“接待ゴルフ”という言葉はもはや死語となりました。不動産業など一部の業種を除いて、ゴルフがサラリーマンの必修科目であった時代は終わったのではないでしょうか。日本生産性本部の「レジャー白書」によると、2015年ゴルフ場の市場規模は9000億円を割り込みました。20年前の半分以下となっています。
こうしたなか、「人気低迷とともに割に合わなくなってきた」(関係者)と言われているのが、ゴルフツアーのスポンサー企業です。ゴルフの場合、冠スポンサー名がツアー名となります。例えば、「ダンロップフェニックストーナメント」、「カシオワールドオープンゴルフトーナメント」といった具合です。テレビ中継や、スポーツニュースなどで社名が連呼され、さぞ費用対効果が期待できそうなものですが、賞金総額の倍近くかかると言われている一回あたりの運営費に加え、社員をボランティアとして派遣するケースもあります。スポンサー企業の負担は大きく、毎年スポンサー企業内で撤退が検討されるツアーも少なくありません。
それ故、ツアー運営サイドからすると、スポンサーになってくれる企業の存在は大変ありがたく、当該企業が多少の不祥事を起こそうとも、代わりのスポンサーが見つかる可能性が薄いため、ツアー運営サイドからお断りすることができないのが現状です。放置すれば、ゴルフ自体のイメージダウンに繋がるかもしれませんが、背に腹は代えられません。
過去を振り返れば、御曹司が外国カジノでグループ会社の資金を使い込んだ大王製紙の「大王製紙エリエールレディスオープン」、グループの創業者が東京地検特捜部により消費税法違反の罪で在宅起訴された「ほけんの窓口レディース」、巨額詐欺事件により破産した近未來通信の「近未來通信クイーンズオープンゴルフトーナメント」、架空循環取引が発覚し最終的にJTに買収された加ト吉(現:テーブルマーク)など、問題企業を例にあげればきりがありません。
一方で、スポンサー難とはいえ、費用対効果は別として、カネに糸目を付けないゴルフ好き経営者も存在するのもまだ事実です。有名人の名前を入れるために数千万円の費用を捻出したりするケースもあります。

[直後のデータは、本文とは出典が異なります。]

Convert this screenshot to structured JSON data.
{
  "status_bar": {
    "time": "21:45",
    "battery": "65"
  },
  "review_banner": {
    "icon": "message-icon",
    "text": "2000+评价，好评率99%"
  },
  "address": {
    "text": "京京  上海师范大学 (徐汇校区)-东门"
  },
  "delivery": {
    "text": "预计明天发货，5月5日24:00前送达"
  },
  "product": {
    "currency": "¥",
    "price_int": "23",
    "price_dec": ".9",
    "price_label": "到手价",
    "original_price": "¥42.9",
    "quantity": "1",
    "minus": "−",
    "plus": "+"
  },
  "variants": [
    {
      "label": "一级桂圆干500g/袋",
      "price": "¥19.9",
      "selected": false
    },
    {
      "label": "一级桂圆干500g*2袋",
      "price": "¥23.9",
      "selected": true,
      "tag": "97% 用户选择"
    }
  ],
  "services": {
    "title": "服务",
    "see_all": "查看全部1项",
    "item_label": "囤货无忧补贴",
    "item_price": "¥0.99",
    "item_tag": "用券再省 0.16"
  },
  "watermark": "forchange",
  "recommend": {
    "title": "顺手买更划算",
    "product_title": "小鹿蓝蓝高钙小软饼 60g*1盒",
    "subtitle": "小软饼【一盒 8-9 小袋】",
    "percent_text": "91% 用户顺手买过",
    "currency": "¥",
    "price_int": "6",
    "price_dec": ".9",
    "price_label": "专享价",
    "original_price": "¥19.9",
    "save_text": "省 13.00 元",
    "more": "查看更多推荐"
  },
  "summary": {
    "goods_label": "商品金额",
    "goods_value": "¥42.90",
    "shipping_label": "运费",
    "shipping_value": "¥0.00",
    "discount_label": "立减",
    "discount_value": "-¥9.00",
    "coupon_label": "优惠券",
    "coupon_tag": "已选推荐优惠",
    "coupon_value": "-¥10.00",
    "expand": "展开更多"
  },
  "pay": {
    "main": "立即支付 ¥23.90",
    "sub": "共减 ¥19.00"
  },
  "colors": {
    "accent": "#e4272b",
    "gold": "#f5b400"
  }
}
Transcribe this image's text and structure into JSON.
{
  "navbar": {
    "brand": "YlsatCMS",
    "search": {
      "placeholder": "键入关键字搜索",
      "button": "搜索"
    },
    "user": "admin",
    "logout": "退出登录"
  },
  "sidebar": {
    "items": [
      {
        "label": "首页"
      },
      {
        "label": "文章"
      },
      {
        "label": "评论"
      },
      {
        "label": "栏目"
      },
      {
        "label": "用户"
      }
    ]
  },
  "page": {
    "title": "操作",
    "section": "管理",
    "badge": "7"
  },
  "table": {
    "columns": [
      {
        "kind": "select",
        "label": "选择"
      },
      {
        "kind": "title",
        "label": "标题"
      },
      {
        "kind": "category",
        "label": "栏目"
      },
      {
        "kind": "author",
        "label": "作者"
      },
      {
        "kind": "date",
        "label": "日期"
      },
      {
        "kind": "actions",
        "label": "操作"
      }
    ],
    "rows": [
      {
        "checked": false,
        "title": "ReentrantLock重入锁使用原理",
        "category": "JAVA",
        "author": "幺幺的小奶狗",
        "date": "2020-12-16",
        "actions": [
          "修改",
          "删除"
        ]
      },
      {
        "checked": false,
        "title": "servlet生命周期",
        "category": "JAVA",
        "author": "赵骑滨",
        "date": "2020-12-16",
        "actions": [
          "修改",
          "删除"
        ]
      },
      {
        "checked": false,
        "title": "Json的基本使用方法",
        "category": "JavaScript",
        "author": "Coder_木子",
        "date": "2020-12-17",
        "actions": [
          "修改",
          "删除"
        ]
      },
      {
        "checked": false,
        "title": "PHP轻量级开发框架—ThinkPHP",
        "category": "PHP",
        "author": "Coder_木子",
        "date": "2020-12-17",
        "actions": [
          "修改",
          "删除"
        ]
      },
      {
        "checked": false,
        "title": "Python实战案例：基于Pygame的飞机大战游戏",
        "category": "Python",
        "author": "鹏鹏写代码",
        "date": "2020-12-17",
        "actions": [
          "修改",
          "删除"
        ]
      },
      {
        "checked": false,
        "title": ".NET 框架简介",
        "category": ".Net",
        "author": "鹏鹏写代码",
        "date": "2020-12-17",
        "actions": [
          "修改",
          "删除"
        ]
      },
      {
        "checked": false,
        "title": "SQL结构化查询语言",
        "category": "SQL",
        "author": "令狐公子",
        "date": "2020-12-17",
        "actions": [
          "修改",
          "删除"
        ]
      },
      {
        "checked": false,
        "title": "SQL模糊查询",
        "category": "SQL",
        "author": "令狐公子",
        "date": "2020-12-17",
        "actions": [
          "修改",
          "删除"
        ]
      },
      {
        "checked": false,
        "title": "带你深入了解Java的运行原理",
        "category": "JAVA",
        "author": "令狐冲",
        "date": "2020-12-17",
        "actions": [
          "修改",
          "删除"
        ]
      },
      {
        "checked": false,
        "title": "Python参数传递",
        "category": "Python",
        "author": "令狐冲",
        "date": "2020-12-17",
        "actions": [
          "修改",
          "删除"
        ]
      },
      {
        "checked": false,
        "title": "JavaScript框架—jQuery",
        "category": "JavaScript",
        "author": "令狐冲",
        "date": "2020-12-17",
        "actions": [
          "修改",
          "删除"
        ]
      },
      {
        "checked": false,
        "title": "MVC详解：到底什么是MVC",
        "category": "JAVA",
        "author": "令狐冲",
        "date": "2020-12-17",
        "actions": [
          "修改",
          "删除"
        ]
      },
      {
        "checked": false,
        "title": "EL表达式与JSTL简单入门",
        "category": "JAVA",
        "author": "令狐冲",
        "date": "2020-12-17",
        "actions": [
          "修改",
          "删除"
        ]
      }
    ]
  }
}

こういった企業の力を借りなければツアー運営がままならないというのが、現在のプロゴルフツアーの悩みです。さらには、女子プロゴルフツアーの場合、女子プロがドレスアップして招待客を接待する前夜祭が存在します。それがスポンサー企業の目的とみられることもあります。ゴルフ人気が回復しスポンサー難が解消しない限り、プロゴルファーがスポンサー企業に振り回される日々は続きそうです。